Financial advisors are constantly barraged with questions from their clients like, “Why is this fund not up as much as the market?” or “Why don’t we invest in just a handful of top performing stocks to get better returns?” Behind each of these questions there could be a behavior disorder lurking.
“As a wealth manager, I have found the value of understanding the behavioral investor types of clients,” writes Michael M. Pompian, CFA, in his book Behavioral Finance and Investor Types (Wiley, 2012). Pompian’s book uncovers the personality profiles for different investors in an effort to help advisors to better comprehend client behavior.
Back in the late 19th century the theory of “homo economicus” suggested that humans are inclined to make rational financial decisions. Since then, empirical studies have shown the exact opposite; people are prone to make investment choices that aren’t always the right ones.
Let’s analyze behavioral traits that get investors in trouble:
Illusion of Control Bias (ICB)
The ICB person believes they can control or influence the outcome of their investments, when in reality, they cannot. To illustrate this, Ellen Jane Langer, a professor of psychology at Harvard University, observed how people select lottery tickets.

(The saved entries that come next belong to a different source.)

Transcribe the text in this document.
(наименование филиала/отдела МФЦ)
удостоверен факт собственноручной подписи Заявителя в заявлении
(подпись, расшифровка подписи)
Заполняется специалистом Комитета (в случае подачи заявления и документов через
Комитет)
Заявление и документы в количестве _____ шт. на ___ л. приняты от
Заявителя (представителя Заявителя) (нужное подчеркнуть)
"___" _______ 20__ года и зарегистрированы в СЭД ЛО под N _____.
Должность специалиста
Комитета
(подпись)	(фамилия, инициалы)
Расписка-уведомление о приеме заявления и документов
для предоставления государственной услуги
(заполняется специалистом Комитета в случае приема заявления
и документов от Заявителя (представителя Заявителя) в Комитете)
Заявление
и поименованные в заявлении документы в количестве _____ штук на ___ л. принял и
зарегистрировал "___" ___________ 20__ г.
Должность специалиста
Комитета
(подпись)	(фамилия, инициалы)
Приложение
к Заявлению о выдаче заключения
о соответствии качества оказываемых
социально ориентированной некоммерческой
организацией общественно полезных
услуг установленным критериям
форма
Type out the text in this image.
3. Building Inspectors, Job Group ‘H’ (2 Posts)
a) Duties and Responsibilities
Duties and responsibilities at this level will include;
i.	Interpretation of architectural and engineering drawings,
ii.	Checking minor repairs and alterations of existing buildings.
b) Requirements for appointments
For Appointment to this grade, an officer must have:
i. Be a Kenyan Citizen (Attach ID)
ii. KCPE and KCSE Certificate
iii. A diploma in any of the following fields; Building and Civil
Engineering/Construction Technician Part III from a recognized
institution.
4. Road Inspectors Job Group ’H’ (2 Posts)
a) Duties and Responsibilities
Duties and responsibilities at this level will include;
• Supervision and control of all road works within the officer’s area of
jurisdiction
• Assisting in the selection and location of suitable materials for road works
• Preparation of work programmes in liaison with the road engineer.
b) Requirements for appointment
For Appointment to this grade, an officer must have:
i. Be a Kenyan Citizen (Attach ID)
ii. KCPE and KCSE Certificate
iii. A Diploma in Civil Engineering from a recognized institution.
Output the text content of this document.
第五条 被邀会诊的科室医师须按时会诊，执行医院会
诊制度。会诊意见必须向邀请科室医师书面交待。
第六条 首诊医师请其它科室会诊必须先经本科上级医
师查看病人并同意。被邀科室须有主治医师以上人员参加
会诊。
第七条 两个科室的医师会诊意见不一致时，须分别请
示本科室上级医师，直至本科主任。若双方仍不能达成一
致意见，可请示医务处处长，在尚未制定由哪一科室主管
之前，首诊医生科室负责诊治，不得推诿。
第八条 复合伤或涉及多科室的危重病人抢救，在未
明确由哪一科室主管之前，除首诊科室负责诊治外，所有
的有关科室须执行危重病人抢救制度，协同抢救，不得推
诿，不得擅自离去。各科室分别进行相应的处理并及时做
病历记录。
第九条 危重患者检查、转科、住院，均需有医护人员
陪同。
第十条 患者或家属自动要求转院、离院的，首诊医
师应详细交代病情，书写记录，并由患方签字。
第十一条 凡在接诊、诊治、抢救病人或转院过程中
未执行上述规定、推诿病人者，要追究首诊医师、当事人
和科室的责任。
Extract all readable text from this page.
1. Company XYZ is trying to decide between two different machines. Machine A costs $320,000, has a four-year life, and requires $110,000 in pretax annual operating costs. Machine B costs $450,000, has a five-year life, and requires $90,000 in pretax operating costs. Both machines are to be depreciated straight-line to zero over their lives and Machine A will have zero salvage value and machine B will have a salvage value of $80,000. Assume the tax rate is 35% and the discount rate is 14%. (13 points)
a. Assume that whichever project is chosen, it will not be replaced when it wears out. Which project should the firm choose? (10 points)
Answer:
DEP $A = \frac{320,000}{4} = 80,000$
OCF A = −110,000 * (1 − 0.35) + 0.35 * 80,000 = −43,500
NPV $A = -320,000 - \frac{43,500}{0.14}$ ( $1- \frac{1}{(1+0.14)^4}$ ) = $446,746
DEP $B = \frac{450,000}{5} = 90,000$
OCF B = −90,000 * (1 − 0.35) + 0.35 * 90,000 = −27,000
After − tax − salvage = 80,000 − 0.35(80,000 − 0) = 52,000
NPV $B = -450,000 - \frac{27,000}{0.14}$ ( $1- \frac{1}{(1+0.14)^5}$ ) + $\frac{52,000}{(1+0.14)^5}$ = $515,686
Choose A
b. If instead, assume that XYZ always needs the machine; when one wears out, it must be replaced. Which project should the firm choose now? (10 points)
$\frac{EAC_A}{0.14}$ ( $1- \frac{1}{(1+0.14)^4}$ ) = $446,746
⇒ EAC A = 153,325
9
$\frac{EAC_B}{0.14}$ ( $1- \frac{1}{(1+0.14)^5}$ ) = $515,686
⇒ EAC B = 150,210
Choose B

In one of Langer’s studies, people were allowed to participate in a hypothetical game of lottery. The individuals who were allowed to choose their own numbers were willing to pay a higher price for their tickers compared to others who were willing to have their numbers randomly selected. Although the people who chose their numbers may have felt a psychological advantage, it didn’t increase their chances of winning.